У подъезда Мари немного задержалась и, посмотрев на пса, подмигнула ему. У нее было прекрасное настроение, которое не могло испортить даже неожиданное похолодание. Машинально поправив на голове шляпку, она поднялась по ступенькам и вошла в холл.
— Привет! Это я! — Ее звучный голос разнесся по всему большому, но очень уютному и теплому дому, и вскоре откуда-то из глубины послышался ответ Фэй.
— Это ты? Проходи, я сейчас.
Подойдя к вешалке. Мари сняла жакет. Под ним было белое шерстяное платье, единственным украшением которого служила маленькая золотая брошь, подаренная Питером несколько месяцев назад. Рассеянно поглядев на себя в зеркало, она кокетливо сдвинула шляпку набок и улыбнулась своему отражению.
То, что Мари видела в зеркале, очень ей нравилось. Она больше не носила темных очков и, глядя в зеркало, видела свое лицо целиком. Лицо было новым, незнакомым, но очень красивым. Только глаза остались прежними. Что касалось последних полосок пластыря, то они оставались только высоко на лбу, под самыми волосами, и Мари с удовольствием подумала о том, что пройдет еще несколько дней, и они тоже навсегда исчезнут. Питер уже почти закончил — она будет свободна.
— Ну, Нэнси, как тебе это нравится?.. Голос Фэй раздался совсем рядом, и Мари невольно вздрогнула. Только сейчас она заметила, что Фэй стоит у нее за спиной и смотрит на нее в зеркало.
— Очень нравится, — честно призналась она. — Я уже почти привыкла к своему новому лицу. А вот ты — нет! — Мари повернулась к Фэй и озорно блеснула глазами.
— Почему это? — непонимающе сощурилась Фэй.
— Ты продолжаешь называть меня Нэнси, а ведь я теперь Мари. Даже по документам я — никакая не Нэнси, а мисс Мари Адамсон. Или ты забыла?
— Ох, извини, пожалуйста… — Фэй сокрушенно покачала головой и направилась в уютный кабинет, в котором они всегда беседовали. — Я просто оговорилась.
— И, боюсь, это неспроста. У вас, психоаналитиков, каждая оговорка что-нибудь да значит, это я уже усвоила… — Устроившись в своем любимом кресле, Мари продолжила:
— Впрочем, я думаю, в данном случае это просто привычка. Я по себе знаю, как трудно избавиться от чего-то, что когда-то запало тебе в голову. Вот я, например, никак не могу заставить себя…
Ее лицо неожиданно сделалось мрачным, и Фэй вопросительно посмотрела на нее. Как справедливо заметила Мари, каждая оговорка что-то значила. Порой — очень много.

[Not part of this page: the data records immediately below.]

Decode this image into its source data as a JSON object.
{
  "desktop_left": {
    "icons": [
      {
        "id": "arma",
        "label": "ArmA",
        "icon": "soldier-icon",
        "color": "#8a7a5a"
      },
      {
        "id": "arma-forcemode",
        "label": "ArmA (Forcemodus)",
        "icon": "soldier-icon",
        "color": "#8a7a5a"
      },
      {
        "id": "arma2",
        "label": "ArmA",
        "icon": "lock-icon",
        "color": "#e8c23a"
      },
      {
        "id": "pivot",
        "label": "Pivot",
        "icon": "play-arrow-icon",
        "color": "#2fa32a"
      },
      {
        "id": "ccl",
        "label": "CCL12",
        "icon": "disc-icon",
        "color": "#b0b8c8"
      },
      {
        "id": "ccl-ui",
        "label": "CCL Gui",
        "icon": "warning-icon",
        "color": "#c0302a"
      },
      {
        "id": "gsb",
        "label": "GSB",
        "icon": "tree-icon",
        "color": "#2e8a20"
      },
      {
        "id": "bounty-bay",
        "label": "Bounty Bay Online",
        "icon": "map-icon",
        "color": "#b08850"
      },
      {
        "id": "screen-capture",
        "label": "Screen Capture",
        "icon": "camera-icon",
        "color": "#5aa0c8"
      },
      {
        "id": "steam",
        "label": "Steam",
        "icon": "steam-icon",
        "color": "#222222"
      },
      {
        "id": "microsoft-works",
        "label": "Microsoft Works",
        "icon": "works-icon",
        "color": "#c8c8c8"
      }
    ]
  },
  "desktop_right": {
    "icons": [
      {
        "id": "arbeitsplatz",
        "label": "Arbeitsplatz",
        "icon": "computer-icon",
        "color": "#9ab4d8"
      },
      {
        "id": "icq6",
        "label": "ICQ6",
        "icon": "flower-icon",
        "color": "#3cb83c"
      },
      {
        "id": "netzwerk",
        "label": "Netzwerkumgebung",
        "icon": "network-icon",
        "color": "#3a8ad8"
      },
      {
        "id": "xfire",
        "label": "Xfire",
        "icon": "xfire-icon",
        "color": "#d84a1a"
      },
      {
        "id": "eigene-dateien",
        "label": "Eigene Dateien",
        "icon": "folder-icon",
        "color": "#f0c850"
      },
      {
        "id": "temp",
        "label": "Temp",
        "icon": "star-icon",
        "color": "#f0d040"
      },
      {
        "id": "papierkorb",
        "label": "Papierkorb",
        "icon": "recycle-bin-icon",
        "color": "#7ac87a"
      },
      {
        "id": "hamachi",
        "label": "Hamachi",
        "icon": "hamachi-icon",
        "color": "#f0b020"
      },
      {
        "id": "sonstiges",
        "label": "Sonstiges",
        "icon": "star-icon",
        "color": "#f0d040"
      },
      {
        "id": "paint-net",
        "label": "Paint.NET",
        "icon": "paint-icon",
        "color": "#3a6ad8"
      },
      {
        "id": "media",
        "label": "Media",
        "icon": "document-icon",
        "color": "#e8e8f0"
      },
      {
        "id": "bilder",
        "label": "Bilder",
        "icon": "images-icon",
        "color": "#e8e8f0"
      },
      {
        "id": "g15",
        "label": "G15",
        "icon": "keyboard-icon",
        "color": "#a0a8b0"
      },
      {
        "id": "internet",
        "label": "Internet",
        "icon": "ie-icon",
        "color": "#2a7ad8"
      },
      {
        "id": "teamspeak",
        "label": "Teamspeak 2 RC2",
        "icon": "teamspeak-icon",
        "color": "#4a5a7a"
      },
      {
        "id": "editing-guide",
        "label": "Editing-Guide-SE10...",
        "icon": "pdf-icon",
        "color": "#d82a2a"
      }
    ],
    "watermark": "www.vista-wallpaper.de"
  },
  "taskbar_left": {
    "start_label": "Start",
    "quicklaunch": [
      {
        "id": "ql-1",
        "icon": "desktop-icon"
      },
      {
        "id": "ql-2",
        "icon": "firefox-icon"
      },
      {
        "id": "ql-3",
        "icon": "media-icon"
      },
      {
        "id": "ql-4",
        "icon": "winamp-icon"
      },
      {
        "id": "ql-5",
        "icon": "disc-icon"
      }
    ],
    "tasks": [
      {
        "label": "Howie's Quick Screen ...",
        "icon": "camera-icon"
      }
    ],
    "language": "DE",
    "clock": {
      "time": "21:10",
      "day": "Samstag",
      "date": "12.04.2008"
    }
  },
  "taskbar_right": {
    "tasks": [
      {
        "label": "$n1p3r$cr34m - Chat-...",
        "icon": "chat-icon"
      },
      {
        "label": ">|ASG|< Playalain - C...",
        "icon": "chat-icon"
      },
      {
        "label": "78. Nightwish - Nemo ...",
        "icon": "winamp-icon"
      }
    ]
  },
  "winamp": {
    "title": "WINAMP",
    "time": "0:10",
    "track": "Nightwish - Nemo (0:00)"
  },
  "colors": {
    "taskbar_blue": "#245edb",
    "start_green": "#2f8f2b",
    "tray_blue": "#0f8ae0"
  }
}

Мари подняла на нее глаза.
— В последнее время я очень много думала об этом, Фэй. И мне кажется, что я наконец сумела перешагнуть через него…
Она отвернулась и стала смотреть в огонь, жарко пылавший в камине.
— Ты имеешь в виду свое прошлое?.. Майкла? — негромко спросила Фэй.
Мари только кивнула. Фэй выждала еще немного, и, когда продолжения не последовало, она решила рискнуть и взять инициативу на себя.
— Почему ты думаешь, что сумела справиться с этим? — серьезно спросила она.